Dalam proses belajar siswa dibagi menjadi beberapa kelompok yang di dalamnya terdiri dari kelas I dan II dengan berbagai capaian kemampuan. Siswa kelas II yang sudah menguasai materi menjadi tutor bagi adik-adik kelas I. Adapun siswa kelas II yang belum memahami materi bisa mendapat perhatian lebih dari guru.
Cara ini, lanjut Veri, selain mengembangkan kemampuan siswa berkolaborasi juga menciptakan persaingan yang sehat. Siswa kelas II yang masih ketinggalan misalnya, juga mendapat materi dasar sehingga dapat menyegarkan pemahaman mereka. Selain itu, mereka juga termotivasi untuk membaca agar tidak kalah dari kelas I.
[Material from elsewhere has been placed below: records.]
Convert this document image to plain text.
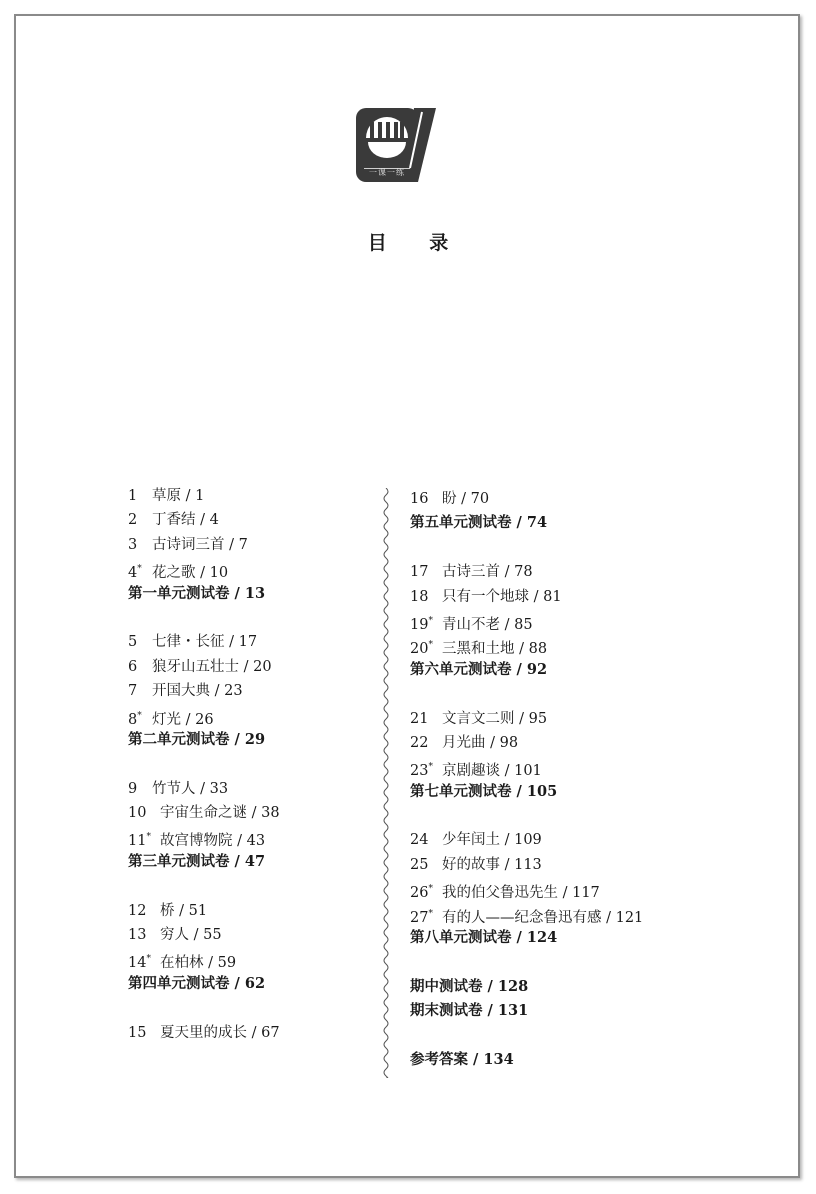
一课一练
目 录
1 草原 / 1
2 丁香结 / 4
3 古诗词三首 / 7
4* 花之歌 / 10
第一单元测试卷 / 13
5 七律・长征 / 17
6 狼牙山五壮士 / 20
7 开国大典 / 23
8* 灯光 / 26
第二单元测试卷 / 29
9 竹节人 / 33
10 宇宙生命之谜 / 38
11* 故宫博物院 / 43
第三单元测试卷 / 47
12 桥 / 51
13 穷人 / 55
14* 在柏林 / 59
第四单元测试卷 / 62
15 夏天里的成长 / 67
16 盼 / 70
第五单元测试卷 / 74
17 古诗三首 / 78
18 只有一个地球 / 81
19* 青山不老 / 85
20* 三黑和土地 / 88
第六单元测试卷 / 92
21 文言文二则 / 95
22 月光曲 / 98
23* 京剧趣谈 / 101
第七单元测试卷 / 105
24 少年闰土 / 109
25 好的故事 / 113
26* 我的伯父鲁迅先生 / 117
27* 有的人——纪念鲁迅有感 / 121
第八单元测试卷 / 124
期中测试卷 / 128
期末测试卷 / 131
参考答案 / 134
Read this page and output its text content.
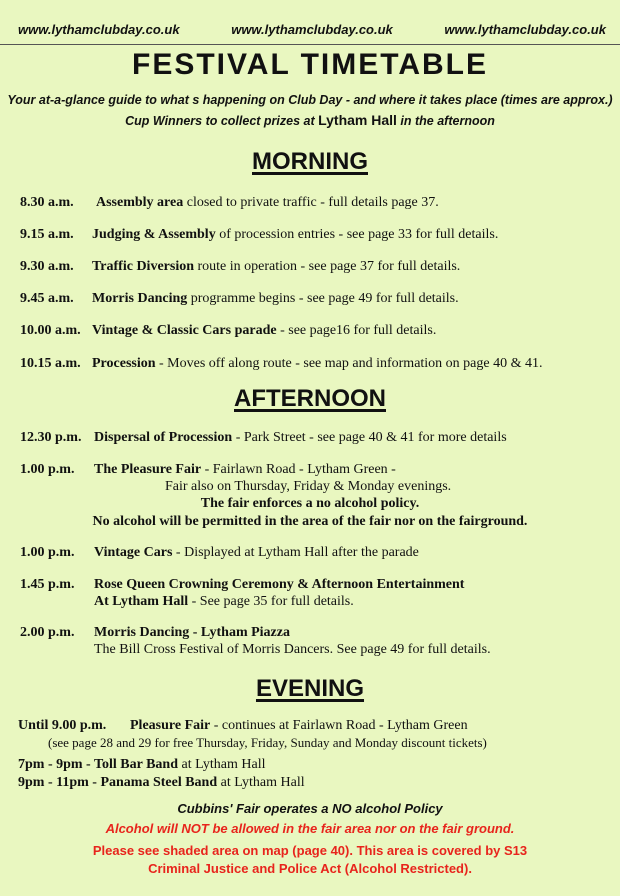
www.lythamclubday.co.uk	www.lythamclubday.co.uk	www.lythamclubday.co.uk
FESTIVAL TIMETABLE
Your at-a-glance guide to what s happening on Club Day - and where it takes place (times are approx.)
Cup Winners to collect prizes at Lytham Hall in the afternoon
MORNING
8.30 a.m. Assembly area closed to private traffic - full details page 37.
9.15 a.m. Judging & Assembly of procession entries - see page 33 for full details.
9.30 a.m. Traffic Diversion route in operation - see page 37 for full details.
9.45 a.m. Morris Dancing programme begins - see page 49 for full details.
10.00 a.m. Vintage & Classic Cars parade - see page16 for full details.
10.15 a.m. Procession - Moves off along route - see map and information on page 40 & 41.
AFTERNOON
12.30 p.m. Dispersal of Procession - Park Street - see page 40 & 41 for more details
1.00 p.m. The Pleasure Fair - Fairlawn Road - Lytham Green -
Fair also on Thursday, Friday & Monday evenings.
The fair enforces a no alcohol policy.
No alcohol will be permitted in the area of the fair nor on the fairground.
1.00 p.m. Vintage Cars - Displayed at Lytham Hall after the parade
1.45 p.m. Rose Queen Crowning Ceremony & Afternoon Entertainment
At Lytham Hall - See page 35 for full details.
2.00 p.m. Morris Dancing - Lytham Piazza
The Bill Cross Festival of Morris Dancers. See page 49 for full details.
EVENING
Until 9.00 p.m. Pleasure Fair - continues at Fairlawn Road - Lytham Green
(see page 28 and 29 for free Thursday, Friday, Sunday and Monday discount tickets)
7pm - 9pm - Toll Bar Band at Lytham Hall
9pm - 11pm - Panama Steel Band at Lytham Hall
Cubbins' Fair operates a NO alcohol Policy
Alcohol will NOT be allowed in the fair area nor on the fair ground.
Please see shaded area on map (page 40). This area is covered by S13
Criminal Justice and Police Act (Alcohol Restricted).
Setelah tugas kelompok selesai, setiap siswa diberi tugas perorangan sesuai kompetensi per jenjang. Misalnya, dari topik pembahasan yang sama siswa kelas I diminta membuat narasi satu paragraf, sementara untuk kelas II narasinya lebih panjang dan wajib memakai kosa kata yang sudah ditentukan.
Kepala SDN Sukapura 3 Kaswandi Hadi Trilaksono mengatakan, sistem serupa juga diterapkan di kelas rangkap jenjang IV-V dan V-VI. Per tahun ajaran baru, kelas rangkap ini akan menjadi sesuatu yang reguler.
"Setiap pekan guru-guru berembuk menyusun strategi dan materi karena ada beberapa materi yang tidak bisa digabung dan harus diajar per kelas. Evaluasi mingguan juga dijalankan agar ada pembenahan berkesinambungan," ujarnya.
Setiap pekan guru-guru berembuk menyusun strategi dan materi karena ada beberapa materi yang tidak bisa digabung dan harus diajar per kelas.
Menurut dia, perubahan terbesar pemelajaran kelas rangkap ini ialah persepsi, motivasi, dan sikap guru dalam mengajar. Mereka kini antusias membaca dan belajar untuk mengasah keterampilan.
Kepala Badan Penelitian dan Pengembangan Kemdikbud Totok Suprayitno mengatakan, manajemen kelas rangkap patut dikembangkan oleh guru. Namun, ia mengimbau agar daerah-daerah lain tidak asal menjiplak metode di Probolinggo karena setiap sekolah memiliki kebutuhan yang unik.
"Pemerintah sangat mendukung kreativitas guru dalam mengembangkan pengajaran selama berdasarkan pemetaan yang jelas oleh pihak sekolah," katanya.